To Sassoon’s credit, he swiftly realised that Owen was nurturing an enormous talent, one greater than his own, and set out to mentor him, accepting it as his due that “little Owen” would defer to him in the sphere of poetry. Owen’s devotion to Sassoon was, I believe, as much a personal one as it was a literary discipleship, for he knew Sassoon was coming to Craiglockhart and was watching him, waiting for his opportunity to make himself known, uncertain of what kind of reception he would get. He approached him as he would a superior, though they were of the same military rank. In his letters to his mother, he talks enthusiastically about Sassoon and his work but does not talk about the reasons the latter was at Craiglockhart. It is not immediately apparent whether he admired Sassoon for making a stand; perhaps this was too far from his own experience for him to feel qualified to express an opinion on the matter, or perhaps the emotionally fragile Sassoon discouraged any discussion of the topic.

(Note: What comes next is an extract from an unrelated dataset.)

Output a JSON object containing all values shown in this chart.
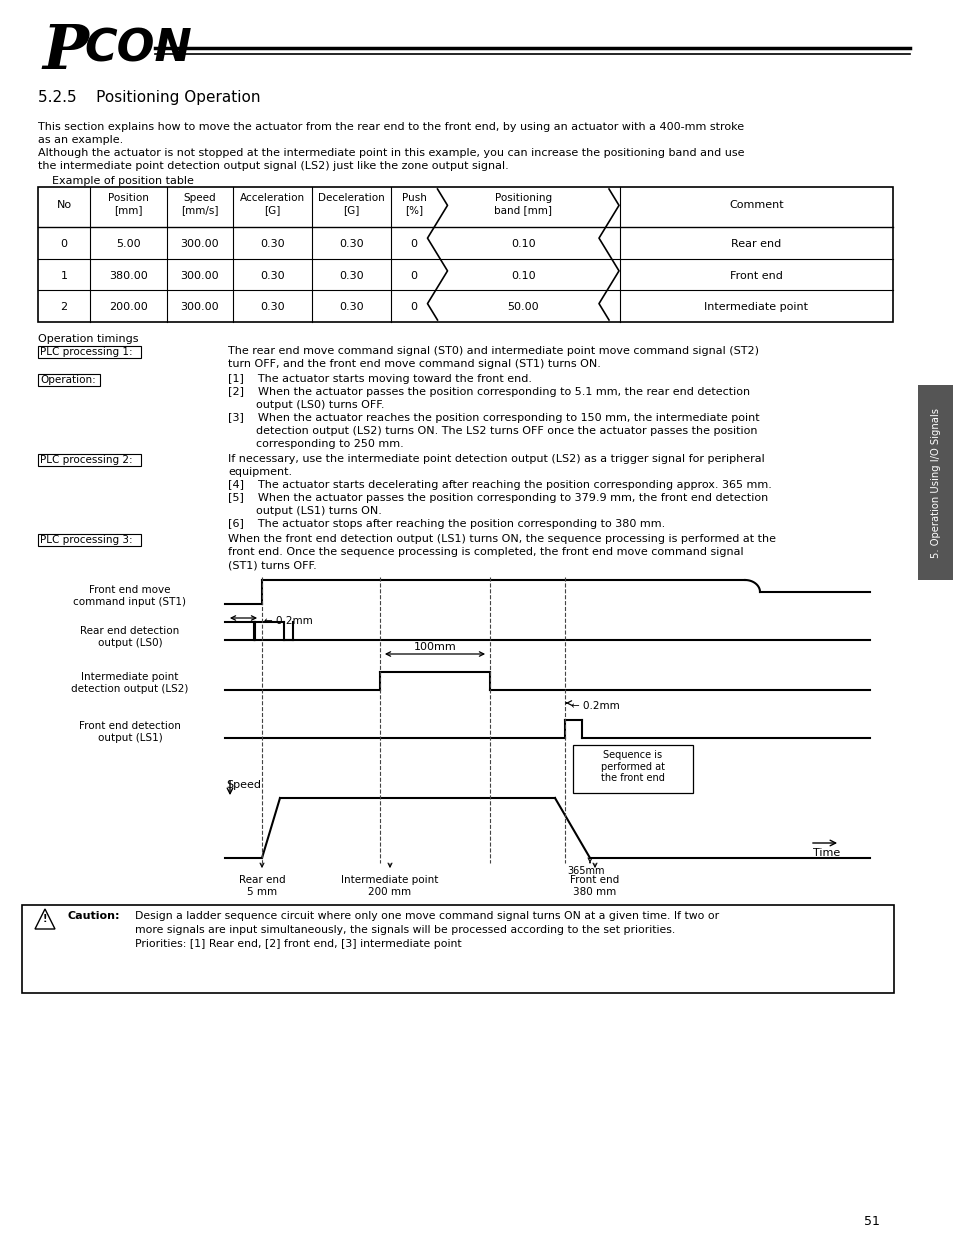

I don’t have any original observations on Owen, but I often wonder whether his friendship with Sassoon would have survived peacetime. Sassoon was good at making friends, but not so good at keeping them. He fell out regularly with the Sitwells, permanently with Robert Graves, and even, occasionally, with T E Lawrence. This does not seem to have been unusual among the post-war poets, as Anthony Padgett has capably showed in his work on Humbert Wolfe. Owen appears to have been less prone to taking offence, possibly because of an ingrained inferiority complex, at least when dealing with those he regarded as his social superiors. How would he have changed, if he had lived? He would not have made a good fit with the circle of literary high-flyers that contained Sassoon, Graves, Blunden, Nichols and others; yet class and social barriers were breaking down, and he would one day have got to know men like Thomas Hardy, successful writers with somewhat different antecedents.

There are various accounts of how Sassoon viewed his relationship with Owen after the latter's death. Writing of their first meeting, he admitted to having soon realised that his "little friend" was not merely the "promising minor poet" for which he had originally mistaken him. By 1952, he was complaining to a correspondent that "no one under forty writes to me except with inquiries concerning Owen". Allegedly, when Stephen Spender asked him about Owen, Sassoon responded that "he was embarrassing. He had a grammar school accent." The comment could have been made in annoyance or could equally well have been an attempt at humour.

As for Owen, his response to Sassoon's personality began as hero-worship, but after they were separated he indicated in a letter that he did not intend to be Sassoon's "satellite" for much longer: "I shall swing out soon, a dark star..."  He has remained, for subsequent generations, a star - perhaps not dark, but certainly mysterious.